In modern practice this means two things: first, a state cannot use its tax policies to discriminate against out-of-state commerce; second, a state cannot tax a transaction that has no real connection – i.e., a substantial nexus – to the state itself. This latter requirement is an ongoing source of tension in the age of Internet commerce, as online retailers can sell millions of dollars worth of goods in a state where the company maintains no physical or legal presence.
The “Amazon” Tax
One battlefield in this tax war is the use of affiliate or “click-through” marketing programs. Most people are familiar with these types of programs. A website contains an ad for goods available for sale at another website, such as Amazon; the user clicks the ad, purchases the product, and the affiliated website operator receives a commission from Amazon.

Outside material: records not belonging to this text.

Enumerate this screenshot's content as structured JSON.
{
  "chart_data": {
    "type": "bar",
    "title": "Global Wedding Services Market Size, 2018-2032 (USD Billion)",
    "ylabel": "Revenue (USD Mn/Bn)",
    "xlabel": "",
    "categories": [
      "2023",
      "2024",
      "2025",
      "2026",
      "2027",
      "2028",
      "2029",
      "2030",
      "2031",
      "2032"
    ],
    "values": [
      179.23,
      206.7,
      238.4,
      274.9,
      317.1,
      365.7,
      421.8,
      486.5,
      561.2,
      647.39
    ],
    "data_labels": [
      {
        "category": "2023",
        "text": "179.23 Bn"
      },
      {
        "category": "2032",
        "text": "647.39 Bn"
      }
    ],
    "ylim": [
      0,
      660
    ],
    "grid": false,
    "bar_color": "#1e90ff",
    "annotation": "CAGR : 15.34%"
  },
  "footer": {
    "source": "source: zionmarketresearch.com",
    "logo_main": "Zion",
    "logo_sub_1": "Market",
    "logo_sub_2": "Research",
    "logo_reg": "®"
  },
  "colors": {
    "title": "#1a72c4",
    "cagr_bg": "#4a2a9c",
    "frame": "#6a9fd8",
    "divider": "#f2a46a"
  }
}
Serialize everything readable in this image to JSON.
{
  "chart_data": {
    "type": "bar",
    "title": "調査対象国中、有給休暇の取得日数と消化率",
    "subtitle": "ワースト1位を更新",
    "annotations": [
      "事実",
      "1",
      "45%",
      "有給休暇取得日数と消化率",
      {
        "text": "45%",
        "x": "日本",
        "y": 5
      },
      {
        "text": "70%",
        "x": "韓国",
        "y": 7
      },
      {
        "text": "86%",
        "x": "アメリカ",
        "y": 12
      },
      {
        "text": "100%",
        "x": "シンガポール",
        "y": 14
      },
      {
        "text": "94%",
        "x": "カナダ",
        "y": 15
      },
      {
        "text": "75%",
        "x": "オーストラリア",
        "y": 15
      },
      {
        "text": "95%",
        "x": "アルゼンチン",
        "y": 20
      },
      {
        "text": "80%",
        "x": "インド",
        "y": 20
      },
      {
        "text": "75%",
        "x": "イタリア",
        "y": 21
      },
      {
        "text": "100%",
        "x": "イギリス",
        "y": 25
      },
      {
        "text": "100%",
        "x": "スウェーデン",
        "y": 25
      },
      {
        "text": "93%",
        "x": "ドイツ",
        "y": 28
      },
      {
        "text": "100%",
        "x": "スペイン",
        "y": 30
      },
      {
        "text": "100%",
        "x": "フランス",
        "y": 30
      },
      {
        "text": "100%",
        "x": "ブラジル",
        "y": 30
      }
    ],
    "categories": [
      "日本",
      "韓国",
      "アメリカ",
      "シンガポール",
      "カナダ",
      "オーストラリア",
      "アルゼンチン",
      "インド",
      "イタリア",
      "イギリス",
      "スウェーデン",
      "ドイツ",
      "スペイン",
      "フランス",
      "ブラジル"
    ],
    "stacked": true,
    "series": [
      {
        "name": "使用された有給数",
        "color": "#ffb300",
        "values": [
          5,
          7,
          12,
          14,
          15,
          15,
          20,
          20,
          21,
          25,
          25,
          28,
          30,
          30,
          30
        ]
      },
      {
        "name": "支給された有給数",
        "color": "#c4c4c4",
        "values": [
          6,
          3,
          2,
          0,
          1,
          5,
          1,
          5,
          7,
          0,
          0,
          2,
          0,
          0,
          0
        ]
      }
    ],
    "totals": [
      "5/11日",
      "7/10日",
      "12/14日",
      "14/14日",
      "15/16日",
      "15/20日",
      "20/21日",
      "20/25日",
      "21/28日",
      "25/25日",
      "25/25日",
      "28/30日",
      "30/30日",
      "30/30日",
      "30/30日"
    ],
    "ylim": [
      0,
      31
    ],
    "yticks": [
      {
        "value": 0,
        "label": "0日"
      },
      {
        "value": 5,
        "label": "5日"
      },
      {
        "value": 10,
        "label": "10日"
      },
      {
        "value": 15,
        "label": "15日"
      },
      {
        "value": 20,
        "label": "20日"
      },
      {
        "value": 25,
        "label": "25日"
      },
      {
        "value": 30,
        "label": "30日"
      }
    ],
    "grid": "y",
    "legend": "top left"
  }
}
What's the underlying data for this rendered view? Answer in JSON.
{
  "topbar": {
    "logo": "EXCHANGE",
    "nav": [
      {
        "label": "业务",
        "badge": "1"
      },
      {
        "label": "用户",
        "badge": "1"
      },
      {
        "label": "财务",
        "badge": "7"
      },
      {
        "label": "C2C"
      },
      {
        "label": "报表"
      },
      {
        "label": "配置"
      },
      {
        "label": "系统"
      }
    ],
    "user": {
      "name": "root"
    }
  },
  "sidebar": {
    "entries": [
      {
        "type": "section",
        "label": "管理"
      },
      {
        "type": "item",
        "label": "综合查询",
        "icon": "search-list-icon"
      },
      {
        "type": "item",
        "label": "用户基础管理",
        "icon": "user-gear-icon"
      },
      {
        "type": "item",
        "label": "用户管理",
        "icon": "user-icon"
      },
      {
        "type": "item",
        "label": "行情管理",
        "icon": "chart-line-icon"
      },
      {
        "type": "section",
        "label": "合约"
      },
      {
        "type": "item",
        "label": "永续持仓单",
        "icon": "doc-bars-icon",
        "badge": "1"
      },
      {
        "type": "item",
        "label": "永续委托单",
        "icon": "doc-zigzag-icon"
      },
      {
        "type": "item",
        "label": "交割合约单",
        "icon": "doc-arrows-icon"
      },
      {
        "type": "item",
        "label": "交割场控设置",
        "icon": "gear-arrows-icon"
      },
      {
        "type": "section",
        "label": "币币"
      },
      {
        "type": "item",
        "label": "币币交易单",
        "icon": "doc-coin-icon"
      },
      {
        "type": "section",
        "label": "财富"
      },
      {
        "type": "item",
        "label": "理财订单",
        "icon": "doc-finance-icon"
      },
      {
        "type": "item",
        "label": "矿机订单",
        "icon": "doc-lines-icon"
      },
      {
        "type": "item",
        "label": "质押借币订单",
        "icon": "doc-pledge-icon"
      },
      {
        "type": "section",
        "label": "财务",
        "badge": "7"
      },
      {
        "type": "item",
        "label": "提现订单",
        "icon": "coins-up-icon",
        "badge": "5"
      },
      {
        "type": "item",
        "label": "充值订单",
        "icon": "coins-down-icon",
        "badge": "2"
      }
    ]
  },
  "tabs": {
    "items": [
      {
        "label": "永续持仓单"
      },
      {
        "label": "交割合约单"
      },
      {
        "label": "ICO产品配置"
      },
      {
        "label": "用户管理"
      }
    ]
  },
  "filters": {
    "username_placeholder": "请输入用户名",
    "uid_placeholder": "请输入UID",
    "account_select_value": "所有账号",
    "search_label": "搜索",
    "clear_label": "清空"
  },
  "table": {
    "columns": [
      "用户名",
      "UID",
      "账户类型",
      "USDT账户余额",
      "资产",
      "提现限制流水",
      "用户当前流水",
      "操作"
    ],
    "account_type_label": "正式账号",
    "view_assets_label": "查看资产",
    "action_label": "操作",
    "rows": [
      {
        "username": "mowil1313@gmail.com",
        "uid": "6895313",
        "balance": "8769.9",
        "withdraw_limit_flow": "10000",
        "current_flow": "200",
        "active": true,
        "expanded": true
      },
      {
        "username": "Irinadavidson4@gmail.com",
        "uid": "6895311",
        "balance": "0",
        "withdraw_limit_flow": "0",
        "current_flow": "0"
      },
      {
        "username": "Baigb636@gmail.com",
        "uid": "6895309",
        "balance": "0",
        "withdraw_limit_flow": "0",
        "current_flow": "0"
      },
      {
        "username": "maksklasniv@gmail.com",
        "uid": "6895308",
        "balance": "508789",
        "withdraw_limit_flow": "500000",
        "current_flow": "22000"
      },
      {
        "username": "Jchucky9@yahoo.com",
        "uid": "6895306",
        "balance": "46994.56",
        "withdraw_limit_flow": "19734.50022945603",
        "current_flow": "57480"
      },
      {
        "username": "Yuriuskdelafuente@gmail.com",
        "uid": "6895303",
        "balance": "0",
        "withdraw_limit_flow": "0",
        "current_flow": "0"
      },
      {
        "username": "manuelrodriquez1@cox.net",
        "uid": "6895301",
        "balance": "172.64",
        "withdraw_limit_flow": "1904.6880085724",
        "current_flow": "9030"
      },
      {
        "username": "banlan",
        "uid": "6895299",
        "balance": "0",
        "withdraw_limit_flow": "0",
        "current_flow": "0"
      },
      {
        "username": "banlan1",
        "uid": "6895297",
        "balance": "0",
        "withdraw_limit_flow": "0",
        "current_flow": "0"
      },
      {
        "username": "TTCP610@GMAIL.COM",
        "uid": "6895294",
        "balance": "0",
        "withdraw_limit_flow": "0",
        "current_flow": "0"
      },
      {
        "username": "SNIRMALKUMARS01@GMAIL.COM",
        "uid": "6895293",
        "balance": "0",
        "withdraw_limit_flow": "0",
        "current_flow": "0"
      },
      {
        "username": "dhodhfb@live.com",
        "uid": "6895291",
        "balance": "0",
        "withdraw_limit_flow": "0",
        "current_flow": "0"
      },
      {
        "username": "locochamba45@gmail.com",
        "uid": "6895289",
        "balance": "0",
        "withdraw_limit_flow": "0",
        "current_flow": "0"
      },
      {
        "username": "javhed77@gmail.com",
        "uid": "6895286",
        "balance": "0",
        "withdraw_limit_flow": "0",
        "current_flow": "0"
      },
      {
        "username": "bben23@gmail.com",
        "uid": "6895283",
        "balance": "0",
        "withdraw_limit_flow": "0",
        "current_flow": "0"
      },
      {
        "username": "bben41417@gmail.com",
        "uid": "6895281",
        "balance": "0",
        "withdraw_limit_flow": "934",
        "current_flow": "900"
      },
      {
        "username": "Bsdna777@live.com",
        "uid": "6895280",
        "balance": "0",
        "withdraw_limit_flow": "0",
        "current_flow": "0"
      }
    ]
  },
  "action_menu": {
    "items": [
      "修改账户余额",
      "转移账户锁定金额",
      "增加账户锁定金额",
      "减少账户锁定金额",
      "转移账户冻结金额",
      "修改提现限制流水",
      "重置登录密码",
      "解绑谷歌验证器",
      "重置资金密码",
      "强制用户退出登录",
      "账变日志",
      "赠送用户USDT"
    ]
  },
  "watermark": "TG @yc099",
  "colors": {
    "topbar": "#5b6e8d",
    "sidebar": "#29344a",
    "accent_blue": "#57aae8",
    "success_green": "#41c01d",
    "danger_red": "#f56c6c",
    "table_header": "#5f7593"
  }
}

More and more states are contending that this advertising relationship alone creates a “substantial nexus” with an out-of-state retailer justifying the collection of sales or use tax. This past January, Illinois announced its second effort to collect such taxes. Illinois legislators made their initial attempt in 2011, asserting sales and use tax jurisdiction over any “retailer having a contract with a person located in this State under which the person, for a commission or other consideration based upon the sale of tangible personal property by the retailer, directly or indirectly refers potential customers to the retailer by a link of the person’s Internet website.”
A trade association representing affiliate marketers challenged Illinois’ action as a violation of a federal law prohibiting “discriminatory taxes on electronic commerce.” In an October 2013 decision, the Illinois Supreme Court agreed with the challengers and nullified the state law. The Illinois General Assembly responded in August 2014, passing a revised law allowing retailers to present evidence their referral activities are “not sufficient to meet the nexus standards of the United States Constitution.” The new law also applies to “promotional codes distributed through the [retailer’s] hand-delivered or mailed material,” such as catalogs. This requirement is intended to address the Illinois Supreme Court’s finding the earlier law singled out Internet-only promotions.
Under the new Illinois law, which took effect on Jan. 1, any out-of-state retailer that “made cumulative gross sales of $10,000 during the preceding four quarterly periods to customers referred by persons located in Illinois,” must register and pay state use taxes. Note the $10,000 threshold is based on the location of the affiliates, not the customers. So if an Illinois-based website’s referrals lead to $10,000 in sales for the out-of-state retailer, the retailer is liable for Illinois use tax even if only $5,000 of those sales were actually made to people living in Illinois.